El-Kadi runs the independent station Radio M, which is widely considered the last space for free debate in Algeria.
The journalist's daughter, Tin Hinan El-Kadi, said on social media that a General Directorate of Internal Security (French acronym DGSI) brigade composed of six men in two vehicles had ordered him at half past midnight to follow them to a police station in Ben Aknoun, a suburb of Algiers.
Radio M's website reported that El-Kadi had received a call two hours ahead of his arrest asking him to report immediately to the station, but the journalist said that he was too far from the capital.
Mon père, @ElkadiIhsane, vient d’être interpellé de chez lui par une brigade de Antar. Six hommes dans deux véhicules sont venus à 00.30 lui demander de les suivre immédiatement à la caserne de Antar. Le harcèlement se poursuit.#الصحافة_ليست_جريمة pic.twitter.com/cn3ik44gDJ
— Tin Hinane El Kadi (@TinhinanEl) December 24, 2022
No official reason has been given for his arrest, however some observers have speculated that it may be related to a recent post on Twitter.
In his latest tweet, El-Kadi challenged President Abdelmadjid Tebboune's assertion about the recovery of $20 billion from oligarchs linked to late president Abdelaziz Bouteflika.

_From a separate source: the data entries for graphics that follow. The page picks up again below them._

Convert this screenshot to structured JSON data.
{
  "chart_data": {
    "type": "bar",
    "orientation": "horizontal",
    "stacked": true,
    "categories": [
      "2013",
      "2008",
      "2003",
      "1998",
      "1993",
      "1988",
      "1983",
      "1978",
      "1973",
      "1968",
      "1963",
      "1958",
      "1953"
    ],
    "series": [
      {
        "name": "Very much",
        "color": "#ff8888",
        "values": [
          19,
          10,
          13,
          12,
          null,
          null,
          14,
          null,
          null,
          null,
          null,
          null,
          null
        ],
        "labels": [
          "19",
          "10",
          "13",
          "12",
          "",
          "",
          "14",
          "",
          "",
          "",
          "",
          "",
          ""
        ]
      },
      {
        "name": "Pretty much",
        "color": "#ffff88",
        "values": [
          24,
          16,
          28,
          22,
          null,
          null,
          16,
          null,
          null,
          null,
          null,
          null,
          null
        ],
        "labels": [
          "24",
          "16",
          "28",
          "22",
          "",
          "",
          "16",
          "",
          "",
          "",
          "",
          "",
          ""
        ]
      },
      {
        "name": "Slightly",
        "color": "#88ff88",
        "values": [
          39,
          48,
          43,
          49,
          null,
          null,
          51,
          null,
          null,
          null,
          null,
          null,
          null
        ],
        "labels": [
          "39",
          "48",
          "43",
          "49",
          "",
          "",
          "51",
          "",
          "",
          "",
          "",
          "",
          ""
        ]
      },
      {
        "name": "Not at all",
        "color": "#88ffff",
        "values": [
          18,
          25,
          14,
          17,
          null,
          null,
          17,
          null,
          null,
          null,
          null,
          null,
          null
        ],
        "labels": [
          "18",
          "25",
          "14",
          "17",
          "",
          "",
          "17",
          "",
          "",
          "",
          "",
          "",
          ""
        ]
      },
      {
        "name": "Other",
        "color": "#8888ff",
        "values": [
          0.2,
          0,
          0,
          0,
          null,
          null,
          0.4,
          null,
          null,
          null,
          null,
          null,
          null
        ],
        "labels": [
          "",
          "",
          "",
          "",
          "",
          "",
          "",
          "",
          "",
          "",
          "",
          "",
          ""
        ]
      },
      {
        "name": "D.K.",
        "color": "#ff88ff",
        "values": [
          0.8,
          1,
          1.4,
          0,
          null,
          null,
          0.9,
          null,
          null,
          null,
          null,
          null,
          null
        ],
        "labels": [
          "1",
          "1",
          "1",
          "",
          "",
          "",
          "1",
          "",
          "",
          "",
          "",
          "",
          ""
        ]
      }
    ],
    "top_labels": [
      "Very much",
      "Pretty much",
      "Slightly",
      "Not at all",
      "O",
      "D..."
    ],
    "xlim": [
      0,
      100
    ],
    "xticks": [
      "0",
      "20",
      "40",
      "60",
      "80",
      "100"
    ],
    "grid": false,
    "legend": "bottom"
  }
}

“The public treasury has recovered 20 billion dollars from the oligarchs of Issaba, said President Tebboune without batting an eyelid!!!! How dare you say something so mathematically crude to reputedly the best educated citizens in Africa?” he tweeted on Friday.
For the past three years, El-Kadi has faced relentless judicial harassment.
In June 2021, he was sentenced to six months in prison without a warrant for an opinion piece on the role of Islamists in the Hirak movement.
However, El-Kadi continued to express himself freely while much of the rest of the country's media was being reined in. Many Algerian journalists were forced to self-censor their writing for their safety.
"In recent years we have been forced into self-censorship. Journalists have been imprisoned for reporting. The pressures on media managers pushed us to be careful about what we write," Ali Boukhlef, an Algerian journalist told The New Arab.
In a press release, the board of directors of Interface Média, the agency that brings together Radio M and the Maghreb Emergent news website, said on 23 December that the authorities aim "today more and more clearly to take from us, by various means, our established status as an electronic press publisher".
"Our media platform has been undergoing for three years has no other basis than preventing the free exercise of the profession to inform," read the press release.
Journalists cornered
Three years after the pro-reform Hirak protests, Algeria remains a dangerous place to be a journalist.
Algeria is ranked 134th out of 180 countries on Reporters Without Borders' (RSF) 2022 World Press Freedom Index.
Algerian authorities are holding at least 280 activists and dozens of journalists in detention, mostly for defamation of politicians or because of posts on social networks.
After toppling the two-decade-long regime of Bouteflika in 2019, Algerians’ path to democracy was soon sabotaged by President Tebboune's fledgling regime.
In addition to a crackdown on freedom of speech, financial hardships over the last twenty years have pushed many titles, including Liberté, Le Matin, La Tribune and the weekly La Nation, to close due to a drop in advertising revenue and sales.
El-Watan, the most widely printed Francophone newspaper in Algeria, recently released a statement predicting that its closure is only "a question of time" due to rising political pressure and economic difficulties.
"The majority of the media [in Algeria] can no longer provide a decent living for journalists," lamented Boukhlef.